Now, in truth, there is a corner in my mind rooting for this book to make some sort of impact, some kind of (splash is entirely. the wrong. word.)...maybe what I mean is that I am hoping it will color the world in some way, if only by hue or tint--some shade (nuanced is fine) that reveals its having been here. I'm rooting for a plop into the pond that will send ripples (minute ripples are fine!) to the farthest reaches of the water. And, let me be perfectly and shamefully honest, if those ripples did happen to shimmy all the way over to Oprah's living room, I'd be ecstatic.

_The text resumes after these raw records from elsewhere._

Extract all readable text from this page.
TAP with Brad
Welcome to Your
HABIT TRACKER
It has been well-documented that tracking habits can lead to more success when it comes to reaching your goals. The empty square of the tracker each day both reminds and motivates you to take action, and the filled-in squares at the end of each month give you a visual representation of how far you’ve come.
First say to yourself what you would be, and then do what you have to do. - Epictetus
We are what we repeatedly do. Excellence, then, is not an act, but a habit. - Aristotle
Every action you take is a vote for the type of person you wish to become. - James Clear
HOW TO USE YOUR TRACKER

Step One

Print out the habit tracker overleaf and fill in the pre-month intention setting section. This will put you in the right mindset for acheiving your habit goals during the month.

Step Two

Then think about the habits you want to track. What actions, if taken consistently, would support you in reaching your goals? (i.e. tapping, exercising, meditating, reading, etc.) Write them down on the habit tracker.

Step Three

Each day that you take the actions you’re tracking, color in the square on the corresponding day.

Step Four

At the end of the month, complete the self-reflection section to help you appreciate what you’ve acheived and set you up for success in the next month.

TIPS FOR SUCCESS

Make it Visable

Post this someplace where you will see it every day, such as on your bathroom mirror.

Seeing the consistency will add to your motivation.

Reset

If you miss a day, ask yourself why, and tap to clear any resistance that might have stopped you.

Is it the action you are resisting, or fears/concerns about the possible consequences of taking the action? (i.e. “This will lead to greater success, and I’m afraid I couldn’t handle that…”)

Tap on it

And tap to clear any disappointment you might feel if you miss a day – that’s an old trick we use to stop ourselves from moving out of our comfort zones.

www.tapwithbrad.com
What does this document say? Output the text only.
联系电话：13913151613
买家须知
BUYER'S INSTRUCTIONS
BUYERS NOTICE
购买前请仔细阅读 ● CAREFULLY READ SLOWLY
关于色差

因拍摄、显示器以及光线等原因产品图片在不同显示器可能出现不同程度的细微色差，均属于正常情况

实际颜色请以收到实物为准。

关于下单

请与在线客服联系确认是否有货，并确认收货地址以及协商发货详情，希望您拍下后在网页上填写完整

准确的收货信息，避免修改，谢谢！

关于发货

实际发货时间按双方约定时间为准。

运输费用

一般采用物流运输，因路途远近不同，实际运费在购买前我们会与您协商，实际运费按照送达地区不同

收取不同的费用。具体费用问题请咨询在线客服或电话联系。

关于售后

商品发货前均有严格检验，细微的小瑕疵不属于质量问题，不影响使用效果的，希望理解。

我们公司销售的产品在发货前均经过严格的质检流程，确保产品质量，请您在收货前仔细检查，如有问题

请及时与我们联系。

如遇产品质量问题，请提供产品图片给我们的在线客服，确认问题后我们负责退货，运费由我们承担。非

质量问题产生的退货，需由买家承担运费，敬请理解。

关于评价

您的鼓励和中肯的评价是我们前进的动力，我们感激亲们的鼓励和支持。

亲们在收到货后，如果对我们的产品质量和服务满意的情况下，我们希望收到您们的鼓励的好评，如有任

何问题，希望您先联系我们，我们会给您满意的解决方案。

But forget about books and writing for a moment: don't we all feel that we want our very existence to make ripples that reach the far side of the pond? To find out, at the end of the day, that we made a difference, that we made some contribution that shifted the landscape of a soul or altered the dialogue of a community or a world? That Oprah would find us interesting and meaningful enough to sit us down in her living room and ask, ask, comment, ask, offer her two cents, mention Nate Berkus, and, when it's all said and done, give us a car? 

I remember Anne Lamott describing the faulty expectations of insecure writers that, once they were published, self esteem would arrive by phone, fax, and mail. Thank God I didn't publish in my twenties because I'd be an absolute basket case after having found out that a book in print wouldn't do anything to soothe my raging need to BE OKAY. So, if it's not self-esteem we slightly less neurotic versions of ourselves are after--what drives us? What do we want? Conversation? Dialogue? The catharsis that comes by storytelling? Or, to be so dramatic: the healing of the world?

I don't know. I really don't. But, like any author, I hope this book is widely read. I hope it matters to strangers.

Saturday, November 16, 2013

Because the Kindle Edition Has Been Released

If you need something to read this weekend, you can snatch Dear Boy up for your e-reader. It's been released in its Kindle edition two weeks ahead of the print release! Happy reading, readers. And, if you want to chat about Dear Boy, I'd love to hear from you in the comments section of the post!

Friday, November 15, 2013

On the Occasion of the Boy's Birthday, an Excerpt:

I'm told that Ovenbird Books' new web site should be up and running in the next week or so, and Dear Boy is set to release shortly thereafter in print (so many considerations in the first stages of founding a press and its first releases!). And, ironically, today is the Boy's birthday, in honor of which I'm posting an excerpt, the memoir's opening letter:

Dear Boy,     
I wrote you an email last year, addressed to your tattoo shop. Did you ever get it? It was about our cousin’s wedding—you were invited, but she didn’t know where to send the invitation. You know, your house really was out in the middle of nowhere. How many houses are there in that tiny town, anyway—five? And a church? And some railroad tracks? And just a little bit up from the churchyard, that narrow country road where you landed after flying out of a car.
You never saw this house I live in, and you’d been living in your home for years before I ever visited. We weren’t too busy, but were we scared to act like brother and sister? Today I was thinking that it’s still July, a few weeks before your blood marked the gravel with a great brown stain, but the leaves on the silver maple in my front yard have turned sunny gold speckled with mildew. Meaning the accident already happened. Too late for me to ask you how the distance between us unfurled, why your once-tight grip on my hand loosened into a flat, retracted palm.
Too late now—but death demands an account. The closer the death, the more detailed its demands. And all this accounting I must do with you, Boy, is like sending a hundred years’ worth of birthday cards and getting none in return. But so it will be. I have no other way to speak to you.